Tom was using Reality Capture on his powerful laptop to process the images and create the 3D model. This was surprisingly fast, with each model taking around 10-15 minutes to process. Using the studio set up with block coloured backgrounds and flat lighting conditions meant that there was a lot less post-production work to do in Reality Capture, for example masking out the background and getting the software to recognise the surface details of the objects.

There are different software packages out there for creating 3D models from photos – RealityCapturePhotoScan, Autodesk ReMake and 3DF Zephyr all offer demos or free versions. There are also lots of tips and tutorials available on the Sketchfab blog. For the Cartonnage Mummy Mask, Tom used an additional open source programme called Blender to select and crop out the object’s see-through cylindrical stand. This is much the same as cropping out areas in Photoshop, but in a 3D space.

Uploading

We exported the final model as a Wavefront .OBJ file to upload to our profile on Sketchfab.
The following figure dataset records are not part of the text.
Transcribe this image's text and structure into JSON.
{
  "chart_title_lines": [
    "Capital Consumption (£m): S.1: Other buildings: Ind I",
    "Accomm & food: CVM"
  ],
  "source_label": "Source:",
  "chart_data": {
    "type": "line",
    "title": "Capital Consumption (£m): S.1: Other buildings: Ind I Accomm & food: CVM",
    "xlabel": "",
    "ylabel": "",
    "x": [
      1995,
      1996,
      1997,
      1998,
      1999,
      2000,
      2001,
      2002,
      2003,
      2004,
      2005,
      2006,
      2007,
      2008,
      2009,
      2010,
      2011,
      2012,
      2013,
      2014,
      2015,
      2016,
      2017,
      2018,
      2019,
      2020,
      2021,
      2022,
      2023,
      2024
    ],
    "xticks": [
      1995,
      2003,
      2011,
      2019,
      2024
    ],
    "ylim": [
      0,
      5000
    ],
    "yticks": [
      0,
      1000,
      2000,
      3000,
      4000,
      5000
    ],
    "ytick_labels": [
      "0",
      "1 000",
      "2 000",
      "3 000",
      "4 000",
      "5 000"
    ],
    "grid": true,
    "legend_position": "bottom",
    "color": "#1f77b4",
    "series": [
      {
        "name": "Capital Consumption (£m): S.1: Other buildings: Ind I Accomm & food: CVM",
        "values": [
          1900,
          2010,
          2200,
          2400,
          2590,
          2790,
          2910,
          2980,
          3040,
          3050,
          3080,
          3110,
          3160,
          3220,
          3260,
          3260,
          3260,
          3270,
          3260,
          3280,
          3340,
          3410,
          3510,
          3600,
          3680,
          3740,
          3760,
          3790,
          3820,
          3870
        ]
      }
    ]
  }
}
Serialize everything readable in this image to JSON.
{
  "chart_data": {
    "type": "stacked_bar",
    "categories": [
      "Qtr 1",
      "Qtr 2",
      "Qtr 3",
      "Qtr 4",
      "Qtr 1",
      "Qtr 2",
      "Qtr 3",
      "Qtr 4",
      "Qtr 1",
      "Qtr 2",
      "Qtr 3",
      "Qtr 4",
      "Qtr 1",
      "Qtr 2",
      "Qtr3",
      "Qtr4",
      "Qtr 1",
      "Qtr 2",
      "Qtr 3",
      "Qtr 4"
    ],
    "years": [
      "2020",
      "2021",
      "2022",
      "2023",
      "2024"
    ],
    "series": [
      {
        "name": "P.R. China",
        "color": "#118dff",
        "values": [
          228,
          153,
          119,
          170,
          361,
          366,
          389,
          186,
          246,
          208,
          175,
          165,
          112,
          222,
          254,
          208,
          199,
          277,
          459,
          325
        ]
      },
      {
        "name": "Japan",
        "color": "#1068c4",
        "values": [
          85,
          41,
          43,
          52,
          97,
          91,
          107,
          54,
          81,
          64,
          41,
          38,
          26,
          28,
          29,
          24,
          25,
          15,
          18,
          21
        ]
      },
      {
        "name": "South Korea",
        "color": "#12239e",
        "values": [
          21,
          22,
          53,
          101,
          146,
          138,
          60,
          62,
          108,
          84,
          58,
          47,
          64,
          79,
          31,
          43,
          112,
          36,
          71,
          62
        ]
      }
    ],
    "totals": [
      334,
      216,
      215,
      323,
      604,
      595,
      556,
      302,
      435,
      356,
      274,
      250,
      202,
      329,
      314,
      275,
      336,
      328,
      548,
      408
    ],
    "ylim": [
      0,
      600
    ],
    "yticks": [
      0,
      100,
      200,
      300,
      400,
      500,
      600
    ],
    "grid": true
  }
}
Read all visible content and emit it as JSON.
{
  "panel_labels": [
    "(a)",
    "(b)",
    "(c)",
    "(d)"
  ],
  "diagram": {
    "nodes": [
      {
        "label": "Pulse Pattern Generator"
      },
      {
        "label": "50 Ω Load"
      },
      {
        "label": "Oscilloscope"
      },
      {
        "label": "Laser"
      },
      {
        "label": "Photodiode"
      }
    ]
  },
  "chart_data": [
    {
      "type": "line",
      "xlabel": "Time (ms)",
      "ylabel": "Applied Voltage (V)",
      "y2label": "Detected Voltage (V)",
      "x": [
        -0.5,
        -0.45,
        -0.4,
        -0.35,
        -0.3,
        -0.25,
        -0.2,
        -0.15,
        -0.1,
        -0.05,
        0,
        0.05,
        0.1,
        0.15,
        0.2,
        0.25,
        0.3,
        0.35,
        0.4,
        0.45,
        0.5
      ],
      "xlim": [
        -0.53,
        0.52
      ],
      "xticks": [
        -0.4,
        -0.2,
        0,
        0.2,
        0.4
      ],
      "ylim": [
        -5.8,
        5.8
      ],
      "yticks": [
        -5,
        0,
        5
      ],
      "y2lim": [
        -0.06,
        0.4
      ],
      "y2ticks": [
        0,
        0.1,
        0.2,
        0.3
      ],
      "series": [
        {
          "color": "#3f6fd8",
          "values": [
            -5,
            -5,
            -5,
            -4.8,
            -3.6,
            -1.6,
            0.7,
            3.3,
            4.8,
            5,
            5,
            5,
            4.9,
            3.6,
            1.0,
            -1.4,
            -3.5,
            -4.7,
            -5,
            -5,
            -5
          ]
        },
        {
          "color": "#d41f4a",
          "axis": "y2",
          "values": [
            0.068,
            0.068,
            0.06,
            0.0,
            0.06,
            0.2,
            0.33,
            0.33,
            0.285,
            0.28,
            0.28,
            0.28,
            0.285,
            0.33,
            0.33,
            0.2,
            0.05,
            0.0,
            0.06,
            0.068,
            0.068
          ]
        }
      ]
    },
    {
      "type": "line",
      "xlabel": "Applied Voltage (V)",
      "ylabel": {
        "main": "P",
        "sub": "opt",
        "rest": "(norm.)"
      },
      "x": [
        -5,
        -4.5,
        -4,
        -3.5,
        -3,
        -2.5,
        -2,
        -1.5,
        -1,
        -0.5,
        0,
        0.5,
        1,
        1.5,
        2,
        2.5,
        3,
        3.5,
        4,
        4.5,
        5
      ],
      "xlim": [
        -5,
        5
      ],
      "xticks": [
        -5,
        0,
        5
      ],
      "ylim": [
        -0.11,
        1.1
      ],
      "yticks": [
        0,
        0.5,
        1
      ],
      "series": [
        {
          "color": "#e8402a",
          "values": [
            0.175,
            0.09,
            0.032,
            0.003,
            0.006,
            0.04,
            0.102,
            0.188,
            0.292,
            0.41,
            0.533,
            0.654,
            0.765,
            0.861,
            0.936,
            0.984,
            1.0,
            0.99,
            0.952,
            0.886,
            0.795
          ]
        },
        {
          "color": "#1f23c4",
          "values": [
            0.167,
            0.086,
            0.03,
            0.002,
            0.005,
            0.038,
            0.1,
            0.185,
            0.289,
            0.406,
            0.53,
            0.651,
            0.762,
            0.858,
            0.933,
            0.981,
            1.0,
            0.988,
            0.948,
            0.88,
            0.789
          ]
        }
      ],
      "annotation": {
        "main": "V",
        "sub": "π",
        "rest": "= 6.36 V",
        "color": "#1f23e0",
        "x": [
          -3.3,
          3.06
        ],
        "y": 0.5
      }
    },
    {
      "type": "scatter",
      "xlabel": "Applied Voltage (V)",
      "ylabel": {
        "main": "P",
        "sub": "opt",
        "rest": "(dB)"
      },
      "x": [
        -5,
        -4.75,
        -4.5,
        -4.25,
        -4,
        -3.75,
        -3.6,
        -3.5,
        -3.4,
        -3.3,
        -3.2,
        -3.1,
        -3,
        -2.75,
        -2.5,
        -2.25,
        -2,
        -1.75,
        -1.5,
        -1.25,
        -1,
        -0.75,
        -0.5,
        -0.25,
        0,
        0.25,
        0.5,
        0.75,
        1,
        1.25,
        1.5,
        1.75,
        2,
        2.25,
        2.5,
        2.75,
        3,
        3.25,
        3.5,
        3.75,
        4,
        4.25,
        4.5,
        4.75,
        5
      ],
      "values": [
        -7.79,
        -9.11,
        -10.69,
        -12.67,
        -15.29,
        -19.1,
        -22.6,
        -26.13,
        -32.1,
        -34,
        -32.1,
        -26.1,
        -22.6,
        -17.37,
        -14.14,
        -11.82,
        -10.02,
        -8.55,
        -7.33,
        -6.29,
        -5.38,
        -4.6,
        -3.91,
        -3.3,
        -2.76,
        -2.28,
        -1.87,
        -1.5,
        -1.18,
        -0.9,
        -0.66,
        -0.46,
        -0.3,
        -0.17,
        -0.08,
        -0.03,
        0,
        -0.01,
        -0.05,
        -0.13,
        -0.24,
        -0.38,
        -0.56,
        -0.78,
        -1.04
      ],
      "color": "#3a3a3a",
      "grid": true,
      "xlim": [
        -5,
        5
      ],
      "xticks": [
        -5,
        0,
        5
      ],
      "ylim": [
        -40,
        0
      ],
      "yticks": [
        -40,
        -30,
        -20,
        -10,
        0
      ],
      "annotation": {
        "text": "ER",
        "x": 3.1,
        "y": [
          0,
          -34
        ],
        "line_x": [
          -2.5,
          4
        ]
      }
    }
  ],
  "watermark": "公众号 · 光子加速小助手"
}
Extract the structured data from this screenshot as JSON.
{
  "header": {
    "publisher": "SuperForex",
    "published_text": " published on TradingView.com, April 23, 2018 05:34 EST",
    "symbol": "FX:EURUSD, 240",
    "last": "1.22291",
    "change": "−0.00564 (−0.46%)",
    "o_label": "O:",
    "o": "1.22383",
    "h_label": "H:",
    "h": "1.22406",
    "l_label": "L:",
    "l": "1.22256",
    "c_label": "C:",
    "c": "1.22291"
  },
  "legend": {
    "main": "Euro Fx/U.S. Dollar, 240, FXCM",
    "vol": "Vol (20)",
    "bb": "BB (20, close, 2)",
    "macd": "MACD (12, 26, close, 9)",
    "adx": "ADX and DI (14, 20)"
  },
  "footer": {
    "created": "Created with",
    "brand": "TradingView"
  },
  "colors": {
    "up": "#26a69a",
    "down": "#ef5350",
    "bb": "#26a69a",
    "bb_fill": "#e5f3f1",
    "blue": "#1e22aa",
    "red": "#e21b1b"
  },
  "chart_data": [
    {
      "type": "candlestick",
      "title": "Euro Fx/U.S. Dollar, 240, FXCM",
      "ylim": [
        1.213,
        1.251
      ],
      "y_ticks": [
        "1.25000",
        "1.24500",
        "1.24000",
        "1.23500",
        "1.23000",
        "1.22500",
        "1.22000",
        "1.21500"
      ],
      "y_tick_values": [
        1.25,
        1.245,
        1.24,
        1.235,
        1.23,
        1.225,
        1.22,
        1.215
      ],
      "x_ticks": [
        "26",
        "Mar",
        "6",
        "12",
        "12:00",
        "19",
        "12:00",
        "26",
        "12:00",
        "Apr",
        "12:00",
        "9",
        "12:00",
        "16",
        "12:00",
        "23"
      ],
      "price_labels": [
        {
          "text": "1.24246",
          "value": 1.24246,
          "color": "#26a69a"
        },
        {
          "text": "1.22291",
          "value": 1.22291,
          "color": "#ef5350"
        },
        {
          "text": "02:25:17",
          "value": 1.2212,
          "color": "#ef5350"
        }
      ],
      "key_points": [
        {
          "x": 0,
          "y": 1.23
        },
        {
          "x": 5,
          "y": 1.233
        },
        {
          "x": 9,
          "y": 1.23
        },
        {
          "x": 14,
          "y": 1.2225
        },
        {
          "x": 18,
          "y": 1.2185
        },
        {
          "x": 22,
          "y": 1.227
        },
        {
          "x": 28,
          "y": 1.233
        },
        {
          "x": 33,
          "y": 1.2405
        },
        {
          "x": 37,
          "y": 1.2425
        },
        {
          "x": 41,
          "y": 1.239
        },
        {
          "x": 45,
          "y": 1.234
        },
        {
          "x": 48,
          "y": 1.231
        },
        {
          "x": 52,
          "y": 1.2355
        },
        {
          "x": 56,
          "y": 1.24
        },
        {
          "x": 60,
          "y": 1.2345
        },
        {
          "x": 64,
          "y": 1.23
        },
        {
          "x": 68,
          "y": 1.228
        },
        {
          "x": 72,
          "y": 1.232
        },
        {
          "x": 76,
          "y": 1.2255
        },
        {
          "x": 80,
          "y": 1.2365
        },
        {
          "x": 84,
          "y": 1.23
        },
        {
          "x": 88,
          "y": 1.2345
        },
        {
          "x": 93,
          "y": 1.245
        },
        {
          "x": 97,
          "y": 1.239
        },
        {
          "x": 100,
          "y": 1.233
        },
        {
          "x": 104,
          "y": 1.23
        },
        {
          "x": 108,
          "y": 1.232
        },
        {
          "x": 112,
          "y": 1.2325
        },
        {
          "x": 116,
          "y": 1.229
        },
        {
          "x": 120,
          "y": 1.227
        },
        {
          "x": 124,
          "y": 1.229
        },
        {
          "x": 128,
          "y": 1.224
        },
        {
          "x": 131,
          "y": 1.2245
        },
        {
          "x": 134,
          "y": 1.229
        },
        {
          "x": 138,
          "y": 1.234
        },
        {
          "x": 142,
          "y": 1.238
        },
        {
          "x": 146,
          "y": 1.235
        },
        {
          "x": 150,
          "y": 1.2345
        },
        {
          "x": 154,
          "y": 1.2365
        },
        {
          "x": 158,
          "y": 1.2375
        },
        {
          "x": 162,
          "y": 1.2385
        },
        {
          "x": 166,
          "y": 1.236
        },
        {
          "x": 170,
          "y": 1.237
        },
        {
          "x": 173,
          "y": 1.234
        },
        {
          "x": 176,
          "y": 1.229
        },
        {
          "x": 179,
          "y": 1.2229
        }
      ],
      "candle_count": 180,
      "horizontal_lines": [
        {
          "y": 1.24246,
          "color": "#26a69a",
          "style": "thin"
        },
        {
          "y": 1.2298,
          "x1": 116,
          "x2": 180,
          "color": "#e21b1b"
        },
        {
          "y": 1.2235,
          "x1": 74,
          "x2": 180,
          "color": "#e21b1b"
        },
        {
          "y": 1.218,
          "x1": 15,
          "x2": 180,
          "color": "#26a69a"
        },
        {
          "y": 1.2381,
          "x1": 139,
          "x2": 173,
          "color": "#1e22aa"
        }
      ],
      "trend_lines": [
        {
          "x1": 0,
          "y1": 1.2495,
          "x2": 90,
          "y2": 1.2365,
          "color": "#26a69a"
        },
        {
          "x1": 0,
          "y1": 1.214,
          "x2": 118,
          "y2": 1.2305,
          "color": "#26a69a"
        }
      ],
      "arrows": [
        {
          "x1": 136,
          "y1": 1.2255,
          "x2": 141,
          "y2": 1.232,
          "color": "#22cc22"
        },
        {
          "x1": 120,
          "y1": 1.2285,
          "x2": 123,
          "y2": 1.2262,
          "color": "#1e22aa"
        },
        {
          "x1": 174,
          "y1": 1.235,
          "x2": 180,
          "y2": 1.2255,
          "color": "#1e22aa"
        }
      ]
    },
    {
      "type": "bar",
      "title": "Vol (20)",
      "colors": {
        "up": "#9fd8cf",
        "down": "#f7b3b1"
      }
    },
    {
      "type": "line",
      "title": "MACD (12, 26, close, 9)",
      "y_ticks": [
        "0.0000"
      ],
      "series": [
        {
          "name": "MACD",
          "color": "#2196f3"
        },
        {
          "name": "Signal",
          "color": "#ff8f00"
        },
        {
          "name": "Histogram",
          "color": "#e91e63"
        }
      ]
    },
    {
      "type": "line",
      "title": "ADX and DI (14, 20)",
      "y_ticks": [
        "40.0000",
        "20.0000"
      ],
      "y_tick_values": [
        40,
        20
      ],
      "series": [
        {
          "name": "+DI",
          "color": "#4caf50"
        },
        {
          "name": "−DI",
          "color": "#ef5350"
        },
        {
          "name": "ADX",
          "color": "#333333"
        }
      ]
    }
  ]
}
There are many adjustments options and additional features that can be applied on the platform itself, including text annotations and audio commentary, as well as a range of filters and adjustments to lighting and materials.

Model adjustment options in Sketchfab
Model adjustment options in Sketchfab

These were particularly useful for replicating the gold shine on the Mummy mask – at this stage it’s more about artificially replicating the appearance of materials, textures and surfaces, rather than capturing a one-to-one likeness through the camera lens itself.  Here’s the final result on Sketchfab with some added audio commentary from Dr Daniel Potter, Assistant Curator.

More capture

After our session in the studio, we headed into the National Museum of Scotland to see what else could be captured. Again, it was surprisingly quick to capture the image sets for objects on display (and out of cases). Keeping your focal length the same for all the images was one of Tom’s key tips.

3D photogrammetry cpature
Tom capturing more objects in the Museum

I was really pleased with the comparable quality of the final images from these “in-situ” objects, especially the Weituo statue (shown above) and the detailed head of the Giant Deer specimen in the Grand Gallery.

Some quick thoughts

It’s easier than you think: we spent a morning together and managed to capture and create eight models of different objects.

The quality is great: although not the same as traditional photography, the amount of control you have in the photogrammetry software and on Sketchfab means that you can replicate the look of different materials, colours and surfaces to a high-degree of accuracy.

Controlling your photographic environment helps: if you can work in a studio setting with turntables and controlled lighting it can speed up the process and lead to higher quality outputs.

3D can add value: rather than replacing traditional photographic capture as the way to document collections, 3D is another way to capture an object that can add value and reveal objects in new ways – for example, allowing people to look behind and under objects, as well as experience them in a VR environment (a VR viewing option is built into the Sketchfab player).

There are other ways: the technique we used isn’t the only way to create accurate 3D models. Here’s Orla Peach-Power with Benjamin Geary from UCC laser scanning the Ballachulish figure at the Collection Centre recently (we’ll share the model here or online when it’s published).

Next steps…

This is us taking the first steps towards producing this type of content ourselves. There are a few hurdles to overcome around resourcing, the tech set-up and adopting an open licensing model, but I would love to capture more objects in our museum spaces (Dolly the Sheep?).

We’re also thinking about how we can feature 3D models in both exhibitions and the permanent galleries to really enhances a visitor’s experience, understanding and appreciation of the real object in front of them.

A big thank you here goes to Tom at Sketchfab, our photographers Neil McLean and Mary Freeman, Assistant Curator Dr Daniel Potter (star of our recent contactless donations experience) who accessed a range of objects from the Ancient Egypt Collections, selecting a range of different materials and textures for us to test.